Linux – How to pass environment variables to a WSGI script, using uWSGI

environment-variableslinuxpythonuwsgi

I've added the following line to /etc/environment:

FOO_DEPLOYMENT_ENV="vbox"

Upon logging in via SSH, I can echo $FOO_DEPLOYMENT_ENV and, of course, see vbox output to the shell. If I open a Python shell and run os.getenv('FOO_DEPLOYMENT_ENV'), it will return 'vbox', but the same code in my Python application, when run by uWSGI (as the www-data user), it does not see the environment variable.

Clearly, this isn't a problem of uWSGI, and is rather a problem with my understanding of environment variables, or how they're properly set, and the contexts in which they can be retrieved. What am I doing or understanding incorrectly?

Best Answer

In short you can't. An environment variable is allowed to exist in a specific shell instance AND can be exported to sub-shells. But in no case can you export environment variables to the a more Parent shell and certainly not outside any inheartence chain of shells.
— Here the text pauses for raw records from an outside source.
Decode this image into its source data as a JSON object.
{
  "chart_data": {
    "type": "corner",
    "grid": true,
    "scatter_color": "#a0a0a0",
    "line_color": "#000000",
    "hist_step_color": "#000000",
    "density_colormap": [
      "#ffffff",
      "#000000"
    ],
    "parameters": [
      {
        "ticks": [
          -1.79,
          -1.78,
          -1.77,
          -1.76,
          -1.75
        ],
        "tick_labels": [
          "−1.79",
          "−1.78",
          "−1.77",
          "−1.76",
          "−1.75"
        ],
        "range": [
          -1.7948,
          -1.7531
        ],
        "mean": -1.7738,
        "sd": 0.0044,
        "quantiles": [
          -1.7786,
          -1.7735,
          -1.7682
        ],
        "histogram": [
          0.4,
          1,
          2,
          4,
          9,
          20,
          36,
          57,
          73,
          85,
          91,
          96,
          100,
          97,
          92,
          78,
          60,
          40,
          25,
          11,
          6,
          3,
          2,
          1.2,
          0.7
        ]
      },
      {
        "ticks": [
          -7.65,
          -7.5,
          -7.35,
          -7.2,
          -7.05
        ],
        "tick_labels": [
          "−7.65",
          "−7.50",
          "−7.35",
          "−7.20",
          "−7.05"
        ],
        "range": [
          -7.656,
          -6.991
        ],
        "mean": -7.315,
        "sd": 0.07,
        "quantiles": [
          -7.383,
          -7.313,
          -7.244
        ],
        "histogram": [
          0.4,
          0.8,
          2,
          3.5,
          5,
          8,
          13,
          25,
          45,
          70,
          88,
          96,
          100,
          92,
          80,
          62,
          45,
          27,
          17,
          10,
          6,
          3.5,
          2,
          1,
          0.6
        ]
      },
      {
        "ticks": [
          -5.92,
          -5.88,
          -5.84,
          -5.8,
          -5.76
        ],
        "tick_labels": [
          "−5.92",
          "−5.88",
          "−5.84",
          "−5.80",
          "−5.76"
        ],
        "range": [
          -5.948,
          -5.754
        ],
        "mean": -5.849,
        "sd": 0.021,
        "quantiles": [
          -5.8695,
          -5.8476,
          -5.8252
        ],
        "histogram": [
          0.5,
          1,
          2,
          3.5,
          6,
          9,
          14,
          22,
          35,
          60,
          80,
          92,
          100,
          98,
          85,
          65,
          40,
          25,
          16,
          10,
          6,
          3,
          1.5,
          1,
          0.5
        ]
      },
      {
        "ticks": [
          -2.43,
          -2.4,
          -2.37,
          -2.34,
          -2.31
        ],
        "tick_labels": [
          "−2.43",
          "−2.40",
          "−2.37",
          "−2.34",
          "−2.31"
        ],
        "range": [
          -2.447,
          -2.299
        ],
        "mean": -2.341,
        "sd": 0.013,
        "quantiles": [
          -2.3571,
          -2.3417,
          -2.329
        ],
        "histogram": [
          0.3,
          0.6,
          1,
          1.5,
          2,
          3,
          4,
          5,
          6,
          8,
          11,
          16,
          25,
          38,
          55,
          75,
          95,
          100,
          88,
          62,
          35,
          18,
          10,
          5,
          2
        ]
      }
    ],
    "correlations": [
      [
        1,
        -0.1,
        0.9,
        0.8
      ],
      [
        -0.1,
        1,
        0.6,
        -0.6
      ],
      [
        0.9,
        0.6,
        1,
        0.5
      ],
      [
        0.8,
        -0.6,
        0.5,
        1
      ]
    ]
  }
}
However, you can store entries in a file as you suggest and then import them manually by the '.' command in the event of SH derivatives or the source command by CSH derivatives.

I personally use tcsh for my interactive shell. If you were using that you could put an alias called cwdcmd that would execute a set of commands between each entered command. I use this facility to put the hostname, username, and current working directory in my command prompts. Using this facility you could put an include directive that would adjust your environment between each command prompt.